The footage, which appears to have been filmed in November ahead of his win over Wladimir Klitschko in Dusseldorf, sees he and his team say a Christian prayer, before a trainer takes over with a seemingly Islam version.
In the post, Fury writes: 'This is what I'm about unity throughout the world'.
The boxer has since changed his profile back, with his name now reading 'TysonlukefuryakaGK'.
Religion is not something Fury has previously shied away from, offending many with a rant about homosexuality and paedophilia at the end of 2015.
He said: 'We live in an evil world, the devil is very strong at the minute, very strong, and I believe the end is near.

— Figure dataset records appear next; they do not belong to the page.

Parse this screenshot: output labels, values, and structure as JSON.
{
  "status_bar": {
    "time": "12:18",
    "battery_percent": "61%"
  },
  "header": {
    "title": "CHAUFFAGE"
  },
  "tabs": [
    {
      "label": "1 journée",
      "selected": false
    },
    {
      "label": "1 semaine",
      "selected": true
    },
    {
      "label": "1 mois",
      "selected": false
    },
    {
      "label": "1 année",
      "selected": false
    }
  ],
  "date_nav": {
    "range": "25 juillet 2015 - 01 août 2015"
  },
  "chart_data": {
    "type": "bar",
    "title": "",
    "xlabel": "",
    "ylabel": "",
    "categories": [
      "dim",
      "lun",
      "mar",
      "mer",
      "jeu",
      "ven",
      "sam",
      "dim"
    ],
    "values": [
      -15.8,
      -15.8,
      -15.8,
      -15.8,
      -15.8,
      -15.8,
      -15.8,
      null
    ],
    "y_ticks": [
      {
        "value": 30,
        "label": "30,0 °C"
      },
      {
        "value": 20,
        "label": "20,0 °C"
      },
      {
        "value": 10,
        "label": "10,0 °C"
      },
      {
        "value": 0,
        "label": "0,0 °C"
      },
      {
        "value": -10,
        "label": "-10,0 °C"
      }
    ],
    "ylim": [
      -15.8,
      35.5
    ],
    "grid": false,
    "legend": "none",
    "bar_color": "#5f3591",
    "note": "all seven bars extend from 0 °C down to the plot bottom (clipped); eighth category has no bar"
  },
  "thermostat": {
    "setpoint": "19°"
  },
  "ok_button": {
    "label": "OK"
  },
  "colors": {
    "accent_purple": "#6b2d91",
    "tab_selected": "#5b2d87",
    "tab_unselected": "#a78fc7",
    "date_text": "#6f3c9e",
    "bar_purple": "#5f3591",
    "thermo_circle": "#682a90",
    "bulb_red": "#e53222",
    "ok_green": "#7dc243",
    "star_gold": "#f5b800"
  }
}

The Bible tells me the end is near. The world tells me the end is near. Just a short few years, I reckon, away from being finished.
'Abusing the planet, the wars in the Middle East, the famines, the earthquakes, the natural disasters, all these things are talked about 2000 years ago before they even happened. Prophesised. So now it's all coming true.
'There are only three things that need to be accomplished before the devil comes home: one of them is homosexuality being legal in countries, one of them is abortion and the other one's paedophilia.
'Who would have thought in the 50s and 60s that those first two would be legalised?'
Fury has been suffering from severe depression, initially having his rematch with Klitschko abandoned due to an ankle injury before he was declared 'medically unfit to fight' in the rearranged bout due in Manchester on October 29.
Reports have since emerged that he also tested positive for cocaine, and the heavyweight initially poked fun at the situation by posting a picture on Twitter of himself edited into a cocaine scene from the film Scarface - but he later admitted to frequent use of the Class A drug.
The fighter is set to face a probe from the UK Anti-doping Agency after a sample from 2015 - nine months before he beat Klitschko - is said to have contained traces of the banned substance nandrolone.